Chancellor Rishi Sunak leaves No. 11 to deliver his Spending Review. Photo: Yui Mok/PA Wire/PA Images
The phasing out of the retail price index (RPI) in favour of the consumer prices index plus the cost of housing (CPIH) will have a significant impact on traditional defined benefit pension schemes.
In his Spending Review on 25 November, chancellor Rishi Sunak announced that the RPI measure of inflation will be phased out from 2030, meaning members of such schemes will receive smaller than expected increases in their annual pension upgrades.
The government and the UK Statistical Authority this week published their response to a consultation on the timing of RPI reform, assessing whether it could be achieved from 2025. However, the chancellor said that to minimise the impact on holders of index-linked gilts, he will be unable allow reforms until 2030.
CPIH is typically about 0.8 percentage points lower than RPI. The Pensions Policy Institute has calculated that DB scheme members that currently use RPI will be approximately 9% worse off over their lifetime.
Judith Fish, professional trustee at Dalriada Trustees, said: “The issue of pensions indexation looks set to become one of the key pensions issues of the decade.
“Although similar in terms of impact on members to the change in statutory revaluation and pension increases when they were changed from RPI to CPI, this change has a far wider impact.”
Lesley Alexander, president of the Pensions Management Institute, added: “It was inevitable that RPI was ultimately to become aligned with CPIH, but we must not lose sight of the implications for pension schemes and their members. This change will result in a significant drop in the value of scheme assets.
“This turn, will see scheme sponsors, whose existing commitments to defined benefit schemes have already caused serious financial stress, placed under even more pressure. At the same time, members whose benefits in payment are matched with index-linked gilts will also suffer a longer-term loss in income. We should consider the impact that this change will have on the credibility of the pensions system.”

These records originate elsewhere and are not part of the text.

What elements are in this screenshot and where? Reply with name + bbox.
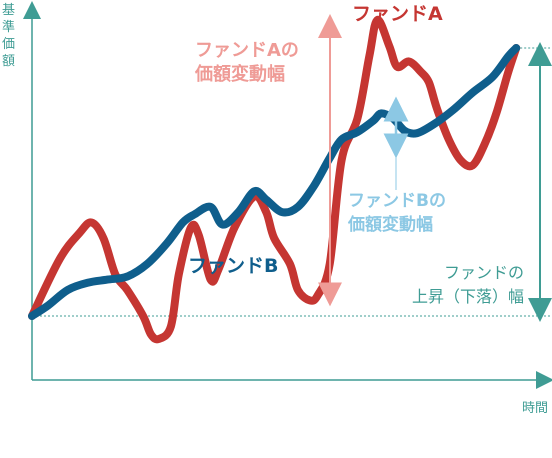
fund-b-range-label-line2: 価額変動幅 bbox=[347, 214, 433, 235]
fund-a-label: ファンドA bbox=[352, 3, 443, 25]
fund-rise-label-line2: 上昇（下落）幅 bbox=[412, 287, 524, 306]
fund-a-range-label-line2: 価額変動幅 bbox=[194, 63, 285, 85]
y-axis-label-char: 準 bbox=[2, 19, 15, 35]
y-axis-label: 基準価額 bbox=[2, 3, 15, 69]
x-axis-label: 時間 bbox=[522, 401, 548, 416]
fund-a-line bbox=[28, 15, 521, 344]
fund-a-range-label-line1: ファンドAの bbox=[195, 40, 299, 61]
fund-rise-label-line1: ファンドの bbox=[444, 263, 524, 282]
fund-b-line bbox=[28, 44, 521, 320]
y-axis-label-char: 価 bbox=[2, 37, 15, 52]
y-axis-label-char: 基 bbox=[2, 3, 15, 18]
fund-b-range-label-line1: ファンドBの bbox=[348, 191, 446, 211]
fund-b-label: ファンドB bbox=[188, 255, 278, 277]
y-axis-label-char: 額 bbox=[2, 54, 15, 69]
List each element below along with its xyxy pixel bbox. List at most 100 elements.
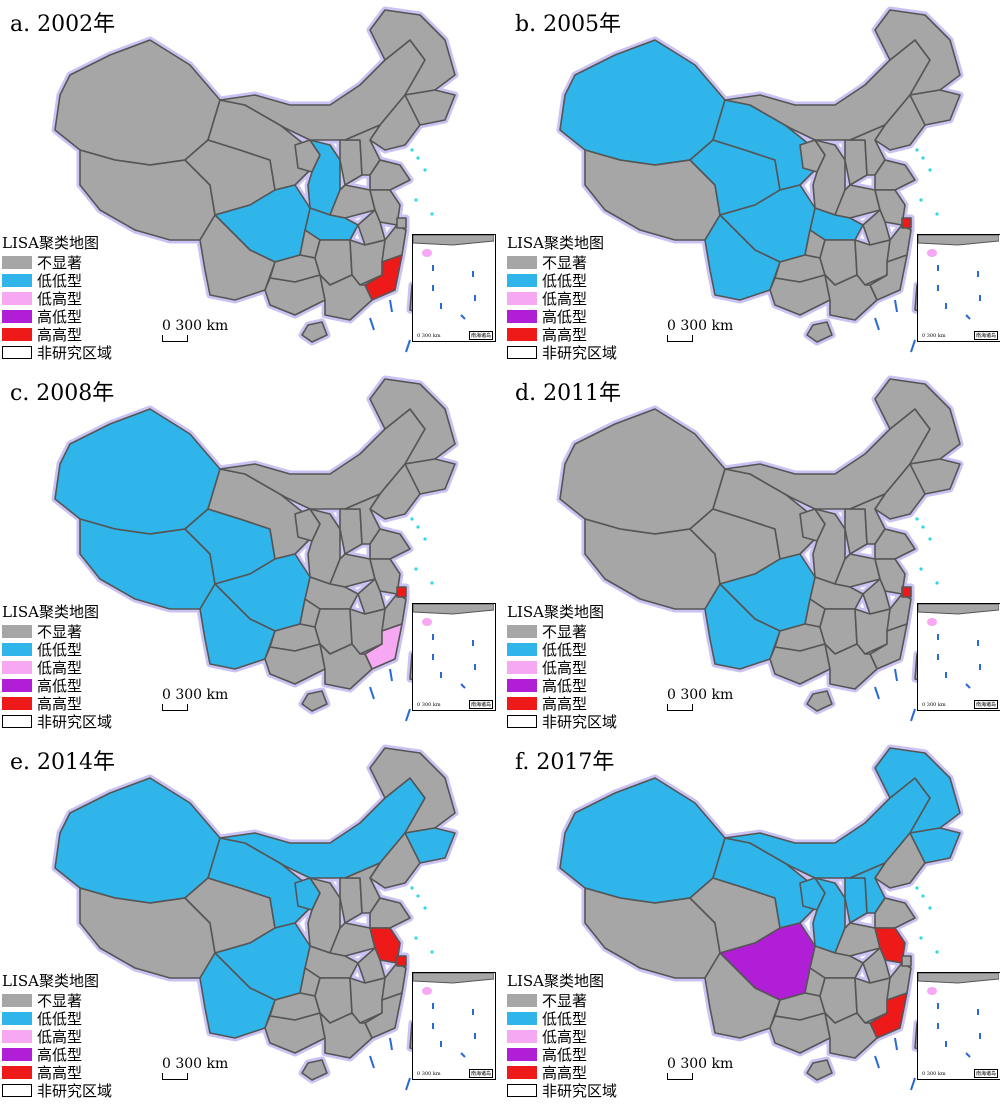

John Baines, partner in the risk settlement team at Aon, said: “Most schemes which have RPI-linked benefits and which are looking at buy-ins and buyouts, are well hedged, while insurers are also required to hedge benefits closely. Therefore, this news is likely to give them even greater certainty, and particularly as we head into 2021 with lots of schemes looking to purchase insurance.
“However, while some pension schemes with CPI-linked benefits may have seen their funding position deteriorate, the availability of long-term assets that more closely align with these benefits could be the one bright star on the horizon.”